Ce qu’on apprécie dans « La Méthode Williams », c’est d’une part son choix de centrer sa caméra sur cet homme, dévoué au succès de ses filles et à faire d’elles des femmes épanouies et respectées, tout en souffrant d’égocentrisme et de vantardise, terrifié d’échouer, préférant ainsi fuir et abandonner les choses qu’il ne maîtrise pas avant de les entreprendre. D’autre part, le film pointe du doigt sa relation avec Vénus, tout en n’écartant cependant pas ici Serena, dont il n’aura de cesse de lui dire ici qu’elle deviendra « la plus grande joueuse de l’histoire du tennis ». Cependant, le film est davantage ici une hagiographie, étant donné le peu d’informations livrées sur Richard Williams, et l’image élogieuse qu’il montre de lui. Qu’à cela ne tienne, Reinaldo Marcus Green met avant tout ici en scène un film familial, confronté à la célébrité soudaine, aux tentations éloignées des valeurs promues par ce cocon, mais également au lâcher prise nécessaire d’un parent vis-à-vis d’un enfant, au moment où ce dernier en a besoin, où il se doit de décider lui-même, malgré les dangers et incertitudes de la vie.

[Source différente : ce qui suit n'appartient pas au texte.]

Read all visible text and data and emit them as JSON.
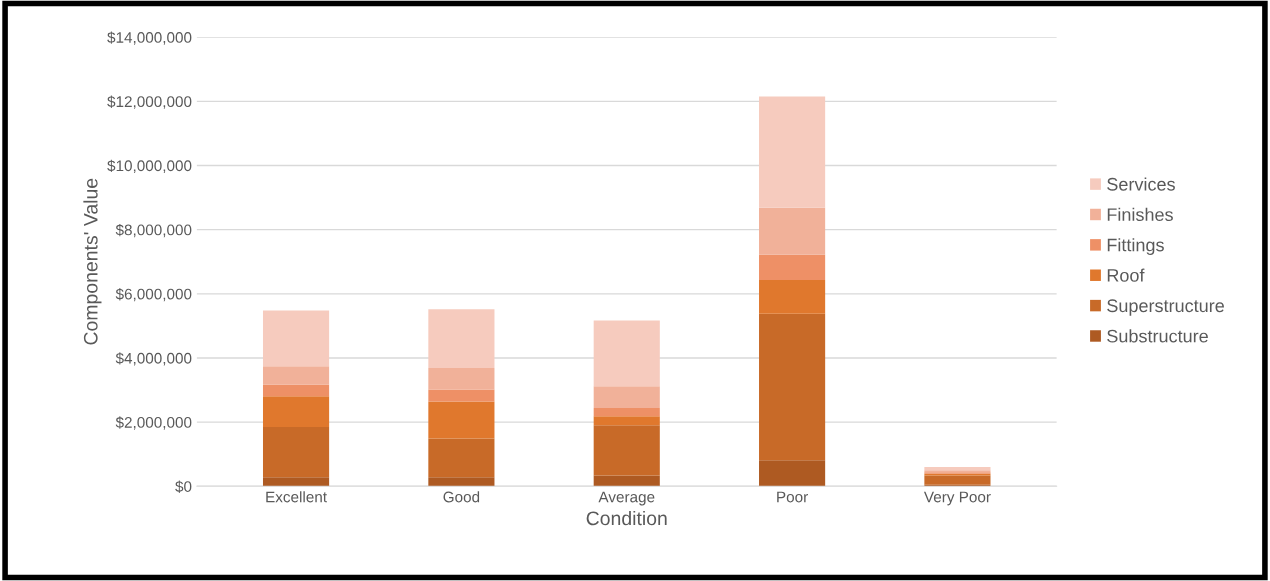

Dans le rôle de Richard Williams, Will Smith est remarquable de retenue et de bienveillance, son personnage avançant cependant avec des œillères, persuadé que sa méthode est la bonne, et que rien ni personne ne pourra l’ébranler, peu importe ce qu’on en dira. À tort ou non, force est de constater que celle-ci a mené ses filles là où elles sont arrivées. Aussi, Aunjanue Ellis épate dans le rôle de l’épouse patiente et de poigne de Richard, lui rappelant que les décisions lui appartiennent aussi, et qu’il n’est donc pas seul à décider pour leurs filles. Quant à Saniya Sidney, elle se révèle radieuse et déterminée dans la peau d’une jeune Vénus Williams. Ensemble, le casting porte un film très sage, et plutôt prévisible dans sa construction, mais aidé par une écriture qui prend parti, nous révélant ainsi ce que l’on ne savait pas encore des sœurs Williams, avant le véritable succès.